Veniamo alle strategie d’acquisto. Si usa spesso un doppio criterio: su alcune categorie di prodotto si risparmia, per altre si cerca la qualità. Convivono tendenze antitetiche: da un lato lo spostamento verso prodotti di primo prezzo e dall’altro la scelta di prodotti a più alto significato ambientale (bio, di cui siamo i primi produttori in Europa ma non i primi consumatori, o equo e solidale). Però i consumatori del bio e dell’equo e solidale appartengono ancora in buona parte alla fascia medio-alta. Piacciono sempre di più i prodotti che arrivano da vicino (Km 0) e quelli tipici. Ma bisogna sottolineare che spesso, nelle strategie d’acquisto, c’è in realtà ben poca logica e si agisce per abitudine, simpatia o pregiudizio. Non tutti per esempio badano al prezzo o puntano sistematicamente al risparmio. C’è chi preferisce in qualche caso ‘fare contenti’ i familiari piuttosto che risparmiare. Pochi fanno la lista della spesa, anche se l’elenco delle cose necessarie potrebbe essere uno strumento utile per contenere i consumi superflui. Addirittura sono molti quelli che dichiarano di non sapere quanto spendono al mese. L’adesione valoriale comincia però, come si è detto, a indirizzare le pratiche di consumo. Per esempio chi entra a far parte di un G.A.S. crede nella sobrietà e nella solidarietà all’interno e all’esterno del gruppo. Oppure c’è chi rinuncia al supermercato vicino a casa e ne raggiunge uno più lontano, perché ‘essere soci non è la stessa cosa che avere una carta fedeltà’. Si tratta tuttavia anche in questo caso di una minoranza. Ma l’attenzione all’ambiente e ai problemi sociali è un fenomeno in crescita e se n’è accorto anche il marketing della grande distribuzione: una catena per esempio, per stimolare appunto l’adesione valoriale, sta aprendo punti vendita eco-compatibili.
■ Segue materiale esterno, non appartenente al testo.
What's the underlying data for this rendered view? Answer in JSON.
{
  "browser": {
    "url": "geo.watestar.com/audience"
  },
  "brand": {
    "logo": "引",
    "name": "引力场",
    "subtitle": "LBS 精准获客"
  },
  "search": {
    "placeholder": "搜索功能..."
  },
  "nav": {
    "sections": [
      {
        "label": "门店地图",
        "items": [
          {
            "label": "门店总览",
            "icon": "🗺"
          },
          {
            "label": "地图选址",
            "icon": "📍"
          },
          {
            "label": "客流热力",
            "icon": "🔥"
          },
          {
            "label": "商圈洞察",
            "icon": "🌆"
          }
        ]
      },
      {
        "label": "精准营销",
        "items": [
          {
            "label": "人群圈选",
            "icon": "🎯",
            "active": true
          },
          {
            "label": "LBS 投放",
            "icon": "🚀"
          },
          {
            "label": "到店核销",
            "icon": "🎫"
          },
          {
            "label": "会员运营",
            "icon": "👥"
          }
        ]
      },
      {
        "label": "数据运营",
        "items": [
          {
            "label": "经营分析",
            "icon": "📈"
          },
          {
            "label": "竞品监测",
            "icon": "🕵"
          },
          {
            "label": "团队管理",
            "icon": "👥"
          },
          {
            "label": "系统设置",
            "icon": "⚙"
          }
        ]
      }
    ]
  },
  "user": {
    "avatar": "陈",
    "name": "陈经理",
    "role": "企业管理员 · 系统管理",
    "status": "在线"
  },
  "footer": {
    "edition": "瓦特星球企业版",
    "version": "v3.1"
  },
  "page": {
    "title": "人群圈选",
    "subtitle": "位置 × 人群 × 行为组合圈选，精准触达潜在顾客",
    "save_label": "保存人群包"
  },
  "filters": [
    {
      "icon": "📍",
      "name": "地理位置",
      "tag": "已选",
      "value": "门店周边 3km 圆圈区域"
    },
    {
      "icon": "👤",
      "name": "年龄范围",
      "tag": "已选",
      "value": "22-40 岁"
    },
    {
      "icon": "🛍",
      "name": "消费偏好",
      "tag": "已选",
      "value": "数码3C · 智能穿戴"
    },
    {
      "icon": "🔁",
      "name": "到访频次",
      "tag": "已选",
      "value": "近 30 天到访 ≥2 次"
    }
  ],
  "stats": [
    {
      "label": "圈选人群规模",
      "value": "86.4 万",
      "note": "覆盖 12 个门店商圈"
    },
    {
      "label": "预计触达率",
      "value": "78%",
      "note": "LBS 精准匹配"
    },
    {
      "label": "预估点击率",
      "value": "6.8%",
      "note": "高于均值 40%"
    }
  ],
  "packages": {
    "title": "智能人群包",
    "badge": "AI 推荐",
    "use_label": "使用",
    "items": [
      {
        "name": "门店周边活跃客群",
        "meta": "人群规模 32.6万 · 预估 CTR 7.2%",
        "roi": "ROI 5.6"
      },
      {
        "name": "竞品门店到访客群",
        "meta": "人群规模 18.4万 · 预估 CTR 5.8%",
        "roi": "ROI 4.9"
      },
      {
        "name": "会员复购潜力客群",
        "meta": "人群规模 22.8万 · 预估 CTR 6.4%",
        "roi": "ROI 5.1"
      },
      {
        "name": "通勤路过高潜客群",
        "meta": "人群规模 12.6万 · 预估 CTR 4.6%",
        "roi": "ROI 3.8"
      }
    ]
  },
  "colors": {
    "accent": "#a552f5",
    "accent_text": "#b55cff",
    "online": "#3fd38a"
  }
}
Ma una questione meriterebbe più attenzione: la persona media, in buona salute, non fa particolarmente caso al tema della qualità. Gli intervistati hanno ammesso di non avere affatto le idee chiare in questo campo. Sembra difficile anche capire il rapporto tra qualità e bontà, sapore. L’impressione è che si stia perdendo una competenza un tempo condivisa e che oggi la conoscenza reale del prodotto sia decisamente, e pericolosamente, scarsa.





G.A.S.

Piccolo, locale, solidale: sono i tre aggettivi guida dei Gruppi di acquisto solidale (G.A.S.) che, pur in crescita, sono ancora un fenomeno di nicchia. I G.A.S. acquistano preferibilmente da piccoli produttori. Stabiliscono con loro rapporti di conoscenza diretta e approfondita e ne sostengono l’attività, garantendo eque remunerazioni. La loro spesa si ispira ai principi del chilometro zero e della filiera corta. Nella stessa logica di riduzione dell’impatto ambientale, privilegiano il piccolo produttore biologico. Rinunciano agli imballi, riusano i contenitori, acquistano il prodotto sfuso ogni volta che è possibile. Tutto questo da un lato riduce l'acquisto d'impulso e dall’altro aiuta a riscoprire la tipicità di produzioni ai margini e la loro storia legata al territorio.